Pemupukan serupa dilakukan di rak tengah untuk pembesaran tanaman dan rak pinggir kanan (remaja hingga panen). Perbedaan nutrisi terletak pada kepekatan karena tanaman semakin besar. Oksigen didapat dari aliran nutrisi yang membawa oksigen dan nutrisi. Tanaman tumbuh normal karena kedua unsur itu (oksigen, nutrisi) tercukupi. Dengan sirkulasi yang terus-menerus, tanaman terhindar dari busuk akar akibat perendaman.
Bukan baru
Menurut Edhi Sandra, “Sebenarnya dari segi teknologi, Indonesia tidak kalah. Hanya saja peneliti kita kurang kreatif. Kalau kreatif, Indonesia bisa lebih hebat.” Teknologi pemanfaatan lemari pendingin untuk bercocok tanam sebenarnya bukan ilmu baru, terutama di perguruan tinggi. Dengan sarana itu kita bisa menumbuhkan tanaman bukan di daerah asalnya. Misalnya tanaman di dataran tinggi, ditumbuhkan di daerah rendah.

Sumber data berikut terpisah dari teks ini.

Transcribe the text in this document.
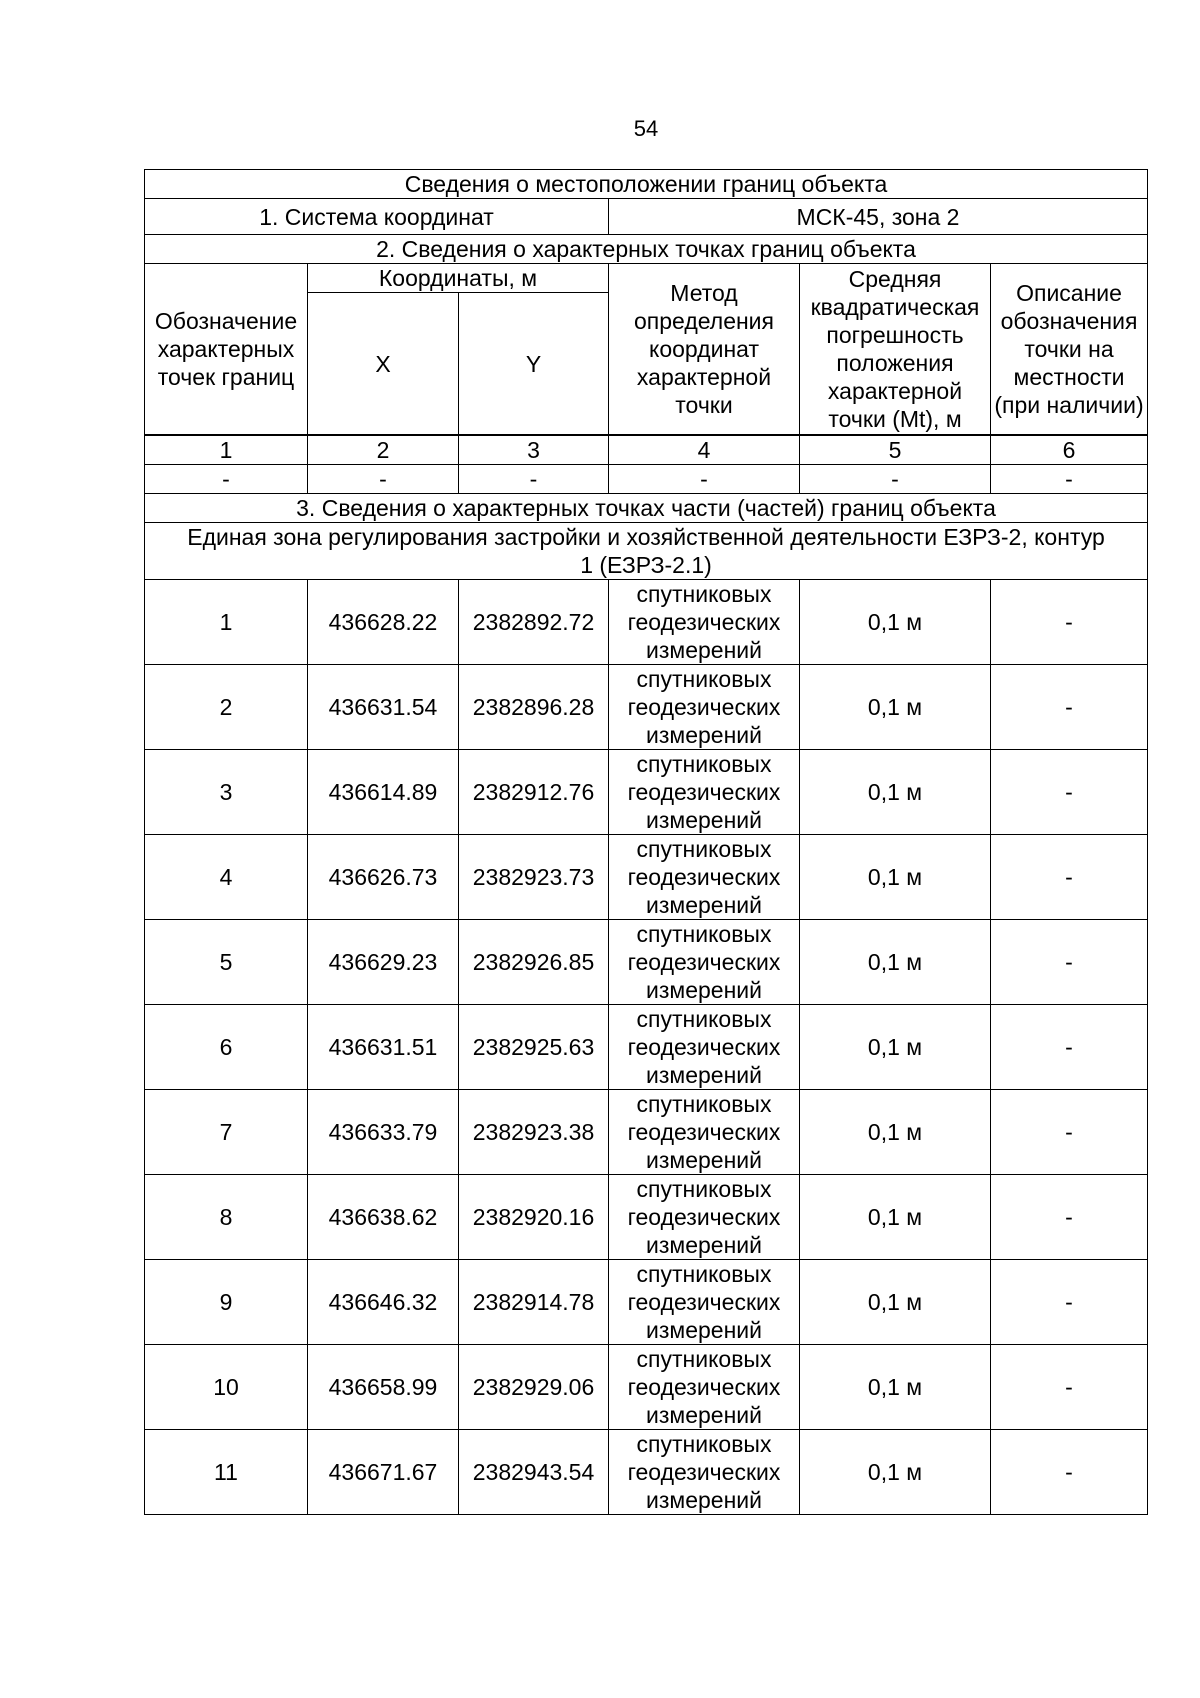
54
Сведения о местоположении границ объекта					
1. Система координат			МСК-45, зона 2		
2. Сведения о характерных точках границ объекта					
Обозначение характерных точек границ	Координаты, м		Метод определения координат характерной точки	Средняя квадратическая погрешность положения характерной точки (Mt), м	Описание обозначения точки на местности (при наличии)
	X	Y			
1	2	3	4	5	6
-	-	-	-	-	-
3. Сведения о характерных точках части (частей) границ объекта					
Единая зона регулирования застройки и хозяйственной деятельности ЕЗРЗ-2, контур 1 (ЕЗРЗ-2.1)					
1	436628.22	2382892.72	спутниковых геодезических измерений	0,1 м	-
2	436631.54	2382896.28	спутниковых геодезических измерений	0,1 м	-
3	436614.89	2382912.76	спутниковых геодезических измерений	0,1 м	-
4	436626.73	2382923.73	спутниковых геодезических измерений	0,1 м	-
5	436629.23	2382926.85	спутниковых геодезических измерений	0,1 м	-
6	436631.51	2382925.63	спутниковых геодезических измерений	0,1 м	-
7	436633.79	2382923.38	спутниковых геодезических измерений	0,1 м	-
8	436638.62	2382920.16	спутниковых геодезических измерений	0,1 м	-
9	436646.32	2382914.78	спутниковых геодезических измерений	0,1 м	-
10	436658.99	2382929.06	спутниковых геодезических измерений	0,1 м	-
11	436671.67	2382943.54	спутниковых геодезических измерений	0,1 м	-
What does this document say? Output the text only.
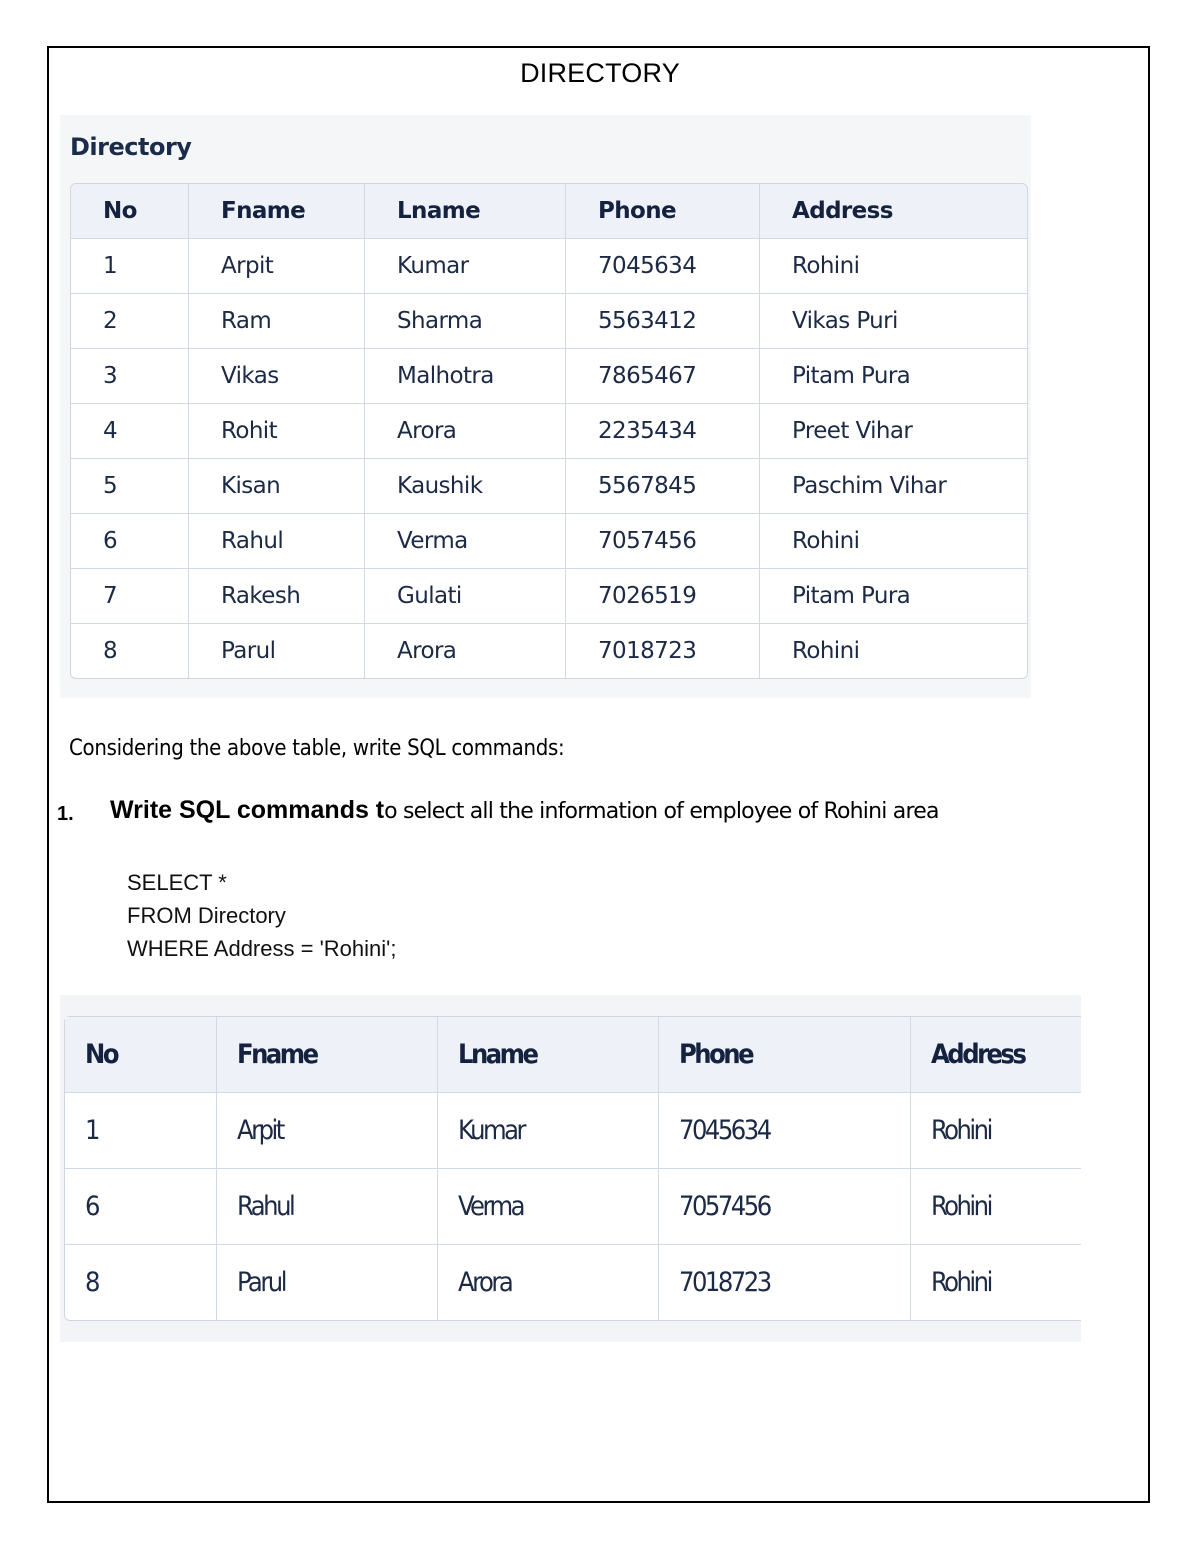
DIRECTORY
Directory
No	Fname	Lname	Phone	Address
1	Arpit	Kumar	7045634	Rohini
2	Ram	Sharma	5563412	Vikas Puri
3	Vikas	Malhotra	7865467	Pitam Pura
4	Rohit	Arora	2235434	Preet Vihar
5	Kisan	Kaushik	5567845	Paschim Vihar
6	Rahul	Verma	7057456	Rohini
7	Rakesh	Gulati	7026519	Pitam Pura
8	Parul	Arora	7018723	Rohini
Considering the above table, write SQL commands:
1. Write SQL commands to select all the information of employee of Rohini area
SELECT *
FROM Directory
WHERE Address = 'Rohini';
No	Fname	Lname	Phone	Address
1	Arpit	Kumar	7045634	Rohini
6	Rahul	Verma	7057456	Rohini
8	Parul	Arora	7018723	Rohini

Alat itu berupa bangunan berukuran besar atau seukuran rumah atau gudang. Semua kondisi di dalamnya diatur, mulai dari suhu, kelembapan, dan angin mengikuti kemauan tanaman. Teknologi itu lazim diterapkan untuk anggrek yang disebut orchidarium, terutama phalaenopsis. Keindahan anggek ditampilkan dalam ruangan khusus. Tidak terbatas anggrek dataran rendah, anggrek dataran tinggi juga bisa diperlakukan sama.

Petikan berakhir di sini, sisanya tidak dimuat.